Practical concerns like memory and processor time aside, I can't imagine any situation where having more representative training data leads to a worse outcome. Overfitting is essentially learning spurious correlations that occur in your training data, but not the real world. For example, if you considered only my colleagues, you might learn to associate "named Matt" with "has a beard." It's 100% valid ($n=4$, even!), but it's obviously not true in general. Increasing the size of your data set (e.g., to the entire building or city) should reduce these spurious correlations and improve the performance of your learner.
That said, one situation where more data does not help---and may even hurt---is if your additional training data is noisy or doesn't match whatever you are trying to predict. I once did an experiment where I plugged different language models[*] into a voice-activated restaurant reservation system.
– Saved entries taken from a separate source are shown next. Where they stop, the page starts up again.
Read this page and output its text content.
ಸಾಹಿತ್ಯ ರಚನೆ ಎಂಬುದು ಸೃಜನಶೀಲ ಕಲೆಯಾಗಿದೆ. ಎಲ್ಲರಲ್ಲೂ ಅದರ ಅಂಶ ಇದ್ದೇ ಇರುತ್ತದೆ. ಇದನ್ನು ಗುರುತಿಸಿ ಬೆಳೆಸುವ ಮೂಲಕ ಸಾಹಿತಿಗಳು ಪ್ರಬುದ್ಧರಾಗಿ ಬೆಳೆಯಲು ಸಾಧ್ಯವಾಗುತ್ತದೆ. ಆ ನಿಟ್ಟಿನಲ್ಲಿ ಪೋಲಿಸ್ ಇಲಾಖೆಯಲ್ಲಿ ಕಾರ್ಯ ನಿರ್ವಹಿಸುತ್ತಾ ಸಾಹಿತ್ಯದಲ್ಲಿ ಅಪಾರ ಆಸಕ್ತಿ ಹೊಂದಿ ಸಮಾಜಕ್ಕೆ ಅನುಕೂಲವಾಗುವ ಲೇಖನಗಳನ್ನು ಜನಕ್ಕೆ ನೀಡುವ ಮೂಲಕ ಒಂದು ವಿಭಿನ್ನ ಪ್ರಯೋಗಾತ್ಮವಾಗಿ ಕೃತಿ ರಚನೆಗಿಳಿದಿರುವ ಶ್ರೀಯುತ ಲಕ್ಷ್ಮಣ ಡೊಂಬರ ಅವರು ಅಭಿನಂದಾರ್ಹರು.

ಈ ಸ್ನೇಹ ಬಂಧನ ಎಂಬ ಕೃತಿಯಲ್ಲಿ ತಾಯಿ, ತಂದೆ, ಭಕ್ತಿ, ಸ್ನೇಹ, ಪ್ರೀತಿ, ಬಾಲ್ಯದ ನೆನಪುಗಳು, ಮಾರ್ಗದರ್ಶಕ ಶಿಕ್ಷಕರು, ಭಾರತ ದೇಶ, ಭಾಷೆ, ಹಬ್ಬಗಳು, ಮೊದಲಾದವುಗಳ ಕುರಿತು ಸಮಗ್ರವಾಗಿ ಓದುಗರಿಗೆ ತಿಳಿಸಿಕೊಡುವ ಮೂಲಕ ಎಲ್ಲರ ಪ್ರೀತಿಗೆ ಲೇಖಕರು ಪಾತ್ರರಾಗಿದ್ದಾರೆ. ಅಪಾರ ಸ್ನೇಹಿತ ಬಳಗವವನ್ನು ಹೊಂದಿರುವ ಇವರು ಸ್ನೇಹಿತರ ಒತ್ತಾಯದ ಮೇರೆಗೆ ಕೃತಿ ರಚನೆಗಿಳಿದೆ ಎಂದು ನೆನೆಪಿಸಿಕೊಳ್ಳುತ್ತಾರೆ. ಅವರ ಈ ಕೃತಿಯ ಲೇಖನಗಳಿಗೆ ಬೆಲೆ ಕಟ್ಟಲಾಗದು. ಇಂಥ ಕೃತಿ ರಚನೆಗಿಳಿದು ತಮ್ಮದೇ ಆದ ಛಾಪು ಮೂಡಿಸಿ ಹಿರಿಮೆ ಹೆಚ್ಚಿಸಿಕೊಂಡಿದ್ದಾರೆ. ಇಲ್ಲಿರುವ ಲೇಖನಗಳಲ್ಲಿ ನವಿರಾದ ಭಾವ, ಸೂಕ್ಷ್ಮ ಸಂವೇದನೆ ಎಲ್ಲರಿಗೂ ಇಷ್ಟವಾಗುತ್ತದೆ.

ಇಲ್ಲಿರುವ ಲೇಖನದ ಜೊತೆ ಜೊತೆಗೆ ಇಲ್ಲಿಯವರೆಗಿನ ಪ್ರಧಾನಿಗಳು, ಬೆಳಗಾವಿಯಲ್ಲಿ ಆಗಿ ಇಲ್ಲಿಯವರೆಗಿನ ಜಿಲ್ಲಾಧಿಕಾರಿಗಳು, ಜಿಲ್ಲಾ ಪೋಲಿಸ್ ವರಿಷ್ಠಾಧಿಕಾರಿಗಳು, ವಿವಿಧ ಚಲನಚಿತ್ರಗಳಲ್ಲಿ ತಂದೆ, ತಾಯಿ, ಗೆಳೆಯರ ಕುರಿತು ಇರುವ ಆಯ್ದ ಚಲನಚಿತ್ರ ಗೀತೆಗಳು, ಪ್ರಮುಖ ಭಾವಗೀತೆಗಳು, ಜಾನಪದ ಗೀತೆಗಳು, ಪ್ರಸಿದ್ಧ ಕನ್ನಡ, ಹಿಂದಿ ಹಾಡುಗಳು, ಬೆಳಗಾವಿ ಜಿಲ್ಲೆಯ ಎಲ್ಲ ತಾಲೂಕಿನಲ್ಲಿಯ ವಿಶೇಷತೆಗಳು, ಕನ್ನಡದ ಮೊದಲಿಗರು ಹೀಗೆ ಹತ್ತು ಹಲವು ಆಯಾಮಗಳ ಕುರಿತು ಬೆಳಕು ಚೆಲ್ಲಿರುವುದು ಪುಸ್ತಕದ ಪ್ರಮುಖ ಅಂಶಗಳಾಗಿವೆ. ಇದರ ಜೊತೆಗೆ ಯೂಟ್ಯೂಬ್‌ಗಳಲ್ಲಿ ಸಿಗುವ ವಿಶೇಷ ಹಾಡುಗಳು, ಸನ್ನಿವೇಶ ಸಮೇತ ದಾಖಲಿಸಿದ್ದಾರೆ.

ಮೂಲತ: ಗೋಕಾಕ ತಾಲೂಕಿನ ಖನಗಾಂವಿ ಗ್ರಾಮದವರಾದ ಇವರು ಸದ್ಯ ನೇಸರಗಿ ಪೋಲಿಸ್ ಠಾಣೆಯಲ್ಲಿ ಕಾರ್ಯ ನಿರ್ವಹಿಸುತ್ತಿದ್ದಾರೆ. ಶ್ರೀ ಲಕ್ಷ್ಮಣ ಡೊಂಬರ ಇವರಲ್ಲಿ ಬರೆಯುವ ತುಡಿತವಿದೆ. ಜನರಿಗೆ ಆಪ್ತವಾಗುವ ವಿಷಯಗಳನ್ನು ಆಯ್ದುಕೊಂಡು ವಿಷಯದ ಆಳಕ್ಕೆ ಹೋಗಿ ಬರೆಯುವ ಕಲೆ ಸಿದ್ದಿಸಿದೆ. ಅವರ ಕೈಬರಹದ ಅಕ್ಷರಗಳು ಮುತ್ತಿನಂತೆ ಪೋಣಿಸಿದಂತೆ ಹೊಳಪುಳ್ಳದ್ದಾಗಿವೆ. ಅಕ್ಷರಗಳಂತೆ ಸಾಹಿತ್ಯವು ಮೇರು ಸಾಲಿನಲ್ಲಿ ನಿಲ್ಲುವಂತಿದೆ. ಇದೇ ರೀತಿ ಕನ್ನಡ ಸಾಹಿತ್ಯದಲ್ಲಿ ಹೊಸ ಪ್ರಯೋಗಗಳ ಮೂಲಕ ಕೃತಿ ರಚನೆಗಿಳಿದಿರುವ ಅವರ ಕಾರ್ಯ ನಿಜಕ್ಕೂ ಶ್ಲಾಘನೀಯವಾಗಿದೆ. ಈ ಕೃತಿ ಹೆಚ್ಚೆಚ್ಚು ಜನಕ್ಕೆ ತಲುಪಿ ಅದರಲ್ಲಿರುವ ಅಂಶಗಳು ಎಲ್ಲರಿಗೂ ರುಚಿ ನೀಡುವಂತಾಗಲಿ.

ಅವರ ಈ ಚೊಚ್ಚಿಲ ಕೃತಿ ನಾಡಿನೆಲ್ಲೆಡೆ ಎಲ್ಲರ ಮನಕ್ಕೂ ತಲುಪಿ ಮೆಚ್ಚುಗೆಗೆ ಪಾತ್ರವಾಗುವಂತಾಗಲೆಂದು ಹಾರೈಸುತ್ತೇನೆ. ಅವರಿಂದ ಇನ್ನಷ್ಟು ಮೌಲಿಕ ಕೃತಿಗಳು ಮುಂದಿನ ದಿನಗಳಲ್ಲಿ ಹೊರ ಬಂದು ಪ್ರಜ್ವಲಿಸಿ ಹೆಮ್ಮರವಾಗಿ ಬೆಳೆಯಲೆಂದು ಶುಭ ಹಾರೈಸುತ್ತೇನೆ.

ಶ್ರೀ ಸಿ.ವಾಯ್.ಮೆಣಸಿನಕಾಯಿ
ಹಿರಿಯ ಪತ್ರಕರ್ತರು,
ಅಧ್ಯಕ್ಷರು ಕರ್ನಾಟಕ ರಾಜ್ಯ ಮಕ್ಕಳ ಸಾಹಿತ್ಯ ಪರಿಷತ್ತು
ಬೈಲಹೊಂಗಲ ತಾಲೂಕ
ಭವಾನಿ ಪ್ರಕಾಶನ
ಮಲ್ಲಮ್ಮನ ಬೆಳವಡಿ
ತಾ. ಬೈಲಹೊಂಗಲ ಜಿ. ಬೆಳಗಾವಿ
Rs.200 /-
I varied the amount of training data as well as its relevance: at one extreme, I had a small, carefully curated collection of people booking tables, a perfect match for my application. At the other, I had a model estimated from huge collection of classic literature, a more accurate language model, but a much worse match to the application. To my surprise, the small-but-relevant model vastly outperformed the big-but-less-relevant model.
Unfortunately, I don't think there are any hard and fast rules for this sort of trade-off. You'll have to try it and see how it works.
[*]A language model is just the probability of seeing a given sequence of words e.g. $P(w_n = \textrm{'quick', } w_{n+1} = \textrm{'brown', } w_{n+2} = \textrm{'fox'})$. They're vital to building halfway decent speech/character recognizers.